There is no denying the fact that today some of the most tedious and mundane tasks can be achieved through automation. Whether it is reliance on Roomba to clean your rugs or voice interaction with Alexa, robots have become a part of our day to day life, right from providing entertainment to investing money on our behalf. One such digital platform, known as robo advisor, also spelled as roboadvisor, typically provides automated investment advice and uses artificial information, or algorithms, to determine the financial situation and accordingly invest the client’s money, using nil or minimum human interference.
For both newcomers and retired professional investors, this once little-known financial gadget soon became a vital source of information on money management in most households. According to a survey by Statista, the market leader of reliable business data, it was estimated that the top Canadian robo advisor firms held assets worth US $8.1 billion in 2020, which is predicted to increase to US $16.6 billion by the end of 2023.
Robo-advisory industry and Covid-19
With the coronavirus befuddling even the most advanced countries of the world in 2020, the still fledging robo advisory market began facing new challenges. While there was a significant increase in customer base in the two years preceding it, there was hardly any penetration achieved in this field in 2020. What was expected to grow rapidly, got hampered by either due to a low level of financial literacy by the public or general mistrust in the financial institutions or both compounded by the pandemic.
Do it yourself trading became very popular all over the world after the onset of Covid-19 as people felt that it was a good way to make up for the income loss due to the pandemic. Additionally, with more time on hand people began trying out things which they would never have thought of in normal times. No doubt, in those tumultuous times there were winners and losers, but things began to backfire as investors started spending too much time attempting to predict a future which is till today very unpredictable.
While the coronavirus sent the globe in a frenzy and impacted the whole human race negatively, the robo-advisory industry proved its worth with a massive surge in signups like never before. In the first four months of 2020, account numbers soared 3.1% across all providers, which was an all time high.

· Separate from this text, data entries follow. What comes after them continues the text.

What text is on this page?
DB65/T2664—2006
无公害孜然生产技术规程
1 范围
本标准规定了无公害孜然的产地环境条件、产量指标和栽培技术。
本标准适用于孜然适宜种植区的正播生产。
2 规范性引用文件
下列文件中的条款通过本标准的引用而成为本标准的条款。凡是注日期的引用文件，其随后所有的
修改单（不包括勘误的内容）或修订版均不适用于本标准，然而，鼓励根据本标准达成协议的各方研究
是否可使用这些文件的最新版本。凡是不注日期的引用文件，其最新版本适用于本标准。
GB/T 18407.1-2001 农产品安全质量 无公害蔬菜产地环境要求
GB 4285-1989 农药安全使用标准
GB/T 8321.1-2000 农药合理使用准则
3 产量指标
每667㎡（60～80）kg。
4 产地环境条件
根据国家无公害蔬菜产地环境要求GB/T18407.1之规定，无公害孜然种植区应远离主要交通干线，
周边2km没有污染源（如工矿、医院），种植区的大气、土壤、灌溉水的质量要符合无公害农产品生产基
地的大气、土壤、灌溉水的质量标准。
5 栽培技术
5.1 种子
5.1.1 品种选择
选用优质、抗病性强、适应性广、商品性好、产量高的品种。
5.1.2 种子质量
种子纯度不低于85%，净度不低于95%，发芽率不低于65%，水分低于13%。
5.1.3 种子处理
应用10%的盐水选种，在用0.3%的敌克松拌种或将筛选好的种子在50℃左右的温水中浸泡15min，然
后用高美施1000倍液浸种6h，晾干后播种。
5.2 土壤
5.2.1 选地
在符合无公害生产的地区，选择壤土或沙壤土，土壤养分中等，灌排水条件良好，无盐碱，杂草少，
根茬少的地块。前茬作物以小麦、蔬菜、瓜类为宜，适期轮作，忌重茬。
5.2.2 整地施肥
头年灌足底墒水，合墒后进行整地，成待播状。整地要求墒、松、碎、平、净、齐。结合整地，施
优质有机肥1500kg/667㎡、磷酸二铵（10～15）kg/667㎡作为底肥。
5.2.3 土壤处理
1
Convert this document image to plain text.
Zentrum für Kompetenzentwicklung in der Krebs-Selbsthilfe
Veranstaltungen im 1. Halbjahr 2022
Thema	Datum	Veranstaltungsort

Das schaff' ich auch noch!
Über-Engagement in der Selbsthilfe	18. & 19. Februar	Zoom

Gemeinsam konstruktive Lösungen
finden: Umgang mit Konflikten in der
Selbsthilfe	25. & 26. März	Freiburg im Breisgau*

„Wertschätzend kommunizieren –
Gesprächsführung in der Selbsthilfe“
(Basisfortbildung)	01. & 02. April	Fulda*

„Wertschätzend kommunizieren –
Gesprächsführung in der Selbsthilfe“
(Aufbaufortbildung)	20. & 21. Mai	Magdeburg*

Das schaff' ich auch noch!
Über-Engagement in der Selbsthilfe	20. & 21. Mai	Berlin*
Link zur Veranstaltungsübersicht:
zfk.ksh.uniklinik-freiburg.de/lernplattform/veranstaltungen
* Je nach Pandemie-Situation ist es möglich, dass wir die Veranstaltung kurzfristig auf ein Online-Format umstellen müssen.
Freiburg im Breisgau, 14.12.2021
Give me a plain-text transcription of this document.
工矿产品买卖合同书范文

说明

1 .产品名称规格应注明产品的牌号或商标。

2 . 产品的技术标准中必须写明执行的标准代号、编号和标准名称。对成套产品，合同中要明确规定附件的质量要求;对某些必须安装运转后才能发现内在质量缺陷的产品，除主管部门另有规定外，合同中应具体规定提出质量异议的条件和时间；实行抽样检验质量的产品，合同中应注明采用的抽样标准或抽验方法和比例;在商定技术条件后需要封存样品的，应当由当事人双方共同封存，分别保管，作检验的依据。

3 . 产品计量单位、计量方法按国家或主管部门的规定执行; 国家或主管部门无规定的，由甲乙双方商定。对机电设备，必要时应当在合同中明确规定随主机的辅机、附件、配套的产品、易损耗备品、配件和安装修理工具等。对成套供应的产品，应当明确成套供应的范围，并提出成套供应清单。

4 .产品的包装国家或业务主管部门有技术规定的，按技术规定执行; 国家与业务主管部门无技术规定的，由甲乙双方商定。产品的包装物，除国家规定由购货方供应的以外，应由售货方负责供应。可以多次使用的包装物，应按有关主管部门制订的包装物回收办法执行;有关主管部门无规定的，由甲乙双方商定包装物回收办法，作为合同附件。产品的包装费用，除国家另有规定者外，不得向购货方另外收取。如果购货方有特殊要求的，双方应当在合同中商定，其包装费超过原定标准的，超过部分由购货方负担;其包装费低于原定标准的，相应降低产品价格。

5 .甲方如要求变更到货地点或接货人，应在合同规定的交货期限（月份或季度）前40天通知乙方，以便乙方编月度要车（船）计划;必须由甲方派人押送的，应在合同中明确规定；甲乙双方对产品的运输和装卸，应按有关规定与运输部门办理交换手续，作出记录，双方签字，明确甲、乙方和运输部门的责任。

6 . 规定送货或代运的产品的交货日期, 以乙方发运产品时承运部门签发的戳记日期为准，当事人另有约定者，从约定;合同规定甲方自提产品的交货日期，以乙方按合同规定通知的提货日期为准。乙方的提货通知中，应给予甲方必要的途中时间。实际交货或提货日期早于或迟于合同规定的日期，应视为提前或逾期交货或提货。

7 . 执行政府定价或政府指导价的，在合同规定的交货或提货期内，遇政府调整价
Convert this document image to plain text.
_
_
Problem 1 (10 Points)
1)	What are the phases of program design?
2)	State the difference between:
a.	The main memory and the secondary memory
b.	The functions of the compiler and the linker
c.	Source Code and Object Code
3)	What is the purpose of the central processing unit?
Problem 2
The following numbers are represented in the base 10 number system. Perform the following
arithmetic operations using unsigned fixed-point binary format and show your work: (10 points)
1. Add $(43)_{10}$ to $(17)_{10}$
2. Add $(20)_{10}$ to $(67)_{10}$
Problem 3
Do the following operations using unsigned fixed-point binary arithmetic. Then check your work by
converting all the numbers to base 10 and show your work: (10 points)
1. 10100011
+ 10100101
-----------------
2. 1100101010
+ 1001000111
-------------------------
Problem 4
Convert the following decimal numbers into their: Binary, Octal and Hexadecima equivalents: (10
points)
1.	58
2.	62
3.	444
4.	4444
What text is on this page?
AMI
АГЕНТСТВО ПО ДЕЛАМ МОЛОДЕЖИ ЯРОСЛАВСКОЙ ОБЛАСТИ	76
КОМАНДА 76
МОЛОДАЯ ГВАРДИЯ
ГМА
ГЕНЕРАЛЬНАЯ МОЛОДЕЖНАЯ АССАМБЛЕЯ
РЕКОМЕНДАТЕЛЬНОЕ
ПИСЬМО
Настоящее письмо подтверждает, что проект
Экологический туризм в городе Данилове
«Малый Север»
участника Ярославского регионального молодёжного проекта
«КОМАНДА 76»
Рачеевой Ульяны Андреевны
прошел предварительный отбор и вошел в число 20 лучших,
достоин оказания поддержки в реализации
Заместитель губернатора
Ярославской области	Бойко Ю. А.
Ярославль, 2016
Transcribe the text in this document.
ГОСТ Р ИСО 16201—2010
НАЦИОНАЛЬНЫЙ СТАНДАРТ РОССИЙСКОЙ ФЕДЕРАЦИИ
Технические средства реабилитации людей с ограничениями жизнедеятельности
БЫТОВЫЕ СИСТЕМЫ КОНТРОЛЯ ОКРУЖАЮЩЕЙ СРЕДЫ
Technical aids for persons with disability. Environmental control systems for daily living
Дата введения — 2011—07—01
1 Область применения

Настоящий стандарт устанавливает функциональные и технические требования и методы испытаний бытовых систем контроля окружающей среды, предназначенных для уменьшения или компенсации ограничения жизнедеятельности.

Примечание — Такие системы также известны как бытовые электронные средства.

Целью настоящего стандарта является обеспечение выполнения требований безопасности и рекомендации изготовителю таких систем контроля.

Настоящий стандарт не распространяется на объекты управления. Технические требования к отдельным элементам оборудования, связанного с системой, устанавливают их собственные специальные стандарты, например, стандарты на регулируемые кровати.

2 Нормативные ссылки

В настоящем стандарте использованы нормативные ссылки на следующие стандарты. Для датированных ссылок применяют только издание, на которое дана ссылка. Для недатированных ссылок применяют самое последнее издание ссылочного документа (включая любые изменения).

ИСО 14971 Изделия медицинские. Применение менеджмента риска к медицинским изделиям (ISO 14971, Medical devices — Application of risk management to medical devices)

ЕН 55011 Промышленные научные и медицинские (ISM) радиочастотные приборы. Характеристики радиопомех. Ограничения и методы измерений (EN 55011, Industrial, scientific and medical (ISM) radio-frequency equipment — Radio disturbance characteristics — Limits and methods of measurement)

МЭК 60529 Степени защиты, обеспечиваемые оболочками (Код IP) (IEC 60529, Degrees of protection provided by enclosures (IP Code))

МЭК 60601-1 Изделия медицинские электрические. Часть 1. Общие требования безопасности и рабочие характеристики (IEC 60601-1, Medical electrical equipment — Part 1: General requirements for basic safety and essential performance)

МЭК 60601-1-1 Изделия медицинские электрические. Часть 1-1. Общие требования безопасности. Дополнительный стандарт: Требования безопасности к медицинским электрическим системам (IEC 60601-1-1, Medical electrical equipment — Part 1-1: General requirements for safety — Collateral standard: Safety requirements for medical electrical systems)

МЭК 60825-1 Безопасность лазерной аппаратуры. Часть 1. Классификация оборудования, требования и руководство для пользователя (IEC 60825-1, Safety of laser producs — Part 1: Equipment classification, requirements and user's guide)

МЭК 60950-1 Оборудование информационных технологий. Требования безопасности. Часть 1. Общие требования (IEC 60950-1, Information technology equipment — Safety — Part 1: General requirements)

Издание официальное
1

Individually, platforms such as Vanguard, reported a growth of 14% in assets and an impressive 35% in the number of customers. As the equity market went down on its knees, the DIY investors relied more and more on the advice of the automated robot advisors, rather than their own knowledge and experience which had already been shaken by the pandemic. Additionally, robo advisors offered a slew of advantages over the traditional modes of investment, such as:
- Unfazed by emotions.
- Investment in stable companies.
- Long-term investment duration
- Constant re-evaluation
- Low fees.
Are Robots the future or fad?
Critics continue to be skeptical whether technology and algorithms can replace human advisors totally, irrespective of their stellar reputation as a low-cost and efficient finance management tool. While robo advisory has been touted by some as a game-changer in the world of investment, others consider it will run out of steam as soon as they hit a plateau they cannot climb.
The detractors will have valid arguments as to how a machine could get a grasp of the nuances of successful investing, without the help of a human advisor who can better understand the clients through personal contact. After all, a robo has no office where a client could just walk in and interact with a financial advisor. So the question is how will the robo advisors be able to sustain themselves if people are not willing for machines to take care of their money?
There is no doubt that at the onset of the coronavirus pandemic, the whole robo market experienced a big dip as investor’s were unwilling to put money in unstable assets, but by the end of 2020 robo advisors aptly demonstrated positive records in performance as many new retail investors gave it a go to digital wealth management.
To further combat the missing element of human interaction, especially through Covid-19, when markets were fluctuating dramatically, many top robo advisor companies, such as Vanguard and Betterment, introduced a form of hybrid service which offered the customer the option to add human advice along with the digital advice. For those investors who craved for support from a real life advisor this was a novel way of providing peace of mind they desperately wanted.
Time is in favor of the robo advisory sector because with the advancement of technology, more and more from the younger generation will be able to amass wealth. According to a survey conducted by Global X, a fund management agency, one in five millennials are happy to invest their funds with a robo advisor.
With the introduction of hybrid services, firstly there is plenty of room for robo space to grow. In the coming future, this is likely to be modified and become even more sophisticated. Secondly, research further indicates that as millennials will form a major part of the investing population, many robo advising platforms will latch on to this trend and exclusively market themselves to the millennial investors.
One last word
Since their launch more than a decade back, the global robo advisor industry has managed assets worth around $460 billion in 2020 alone and are further expected to touch the $1.2 trillion mark by 2024. Initially investors had two ways of managing their wealth, either through a broker or a finance specialist.
With the merging of professional wealth management with an all-digital application, a third option in the form of robo advisors quickly rose to prominence. So even though some believe that algorithms can do a better job than humans, critics do not agree that robo advisors can be a viable substitute to human advisors totally in the years to come.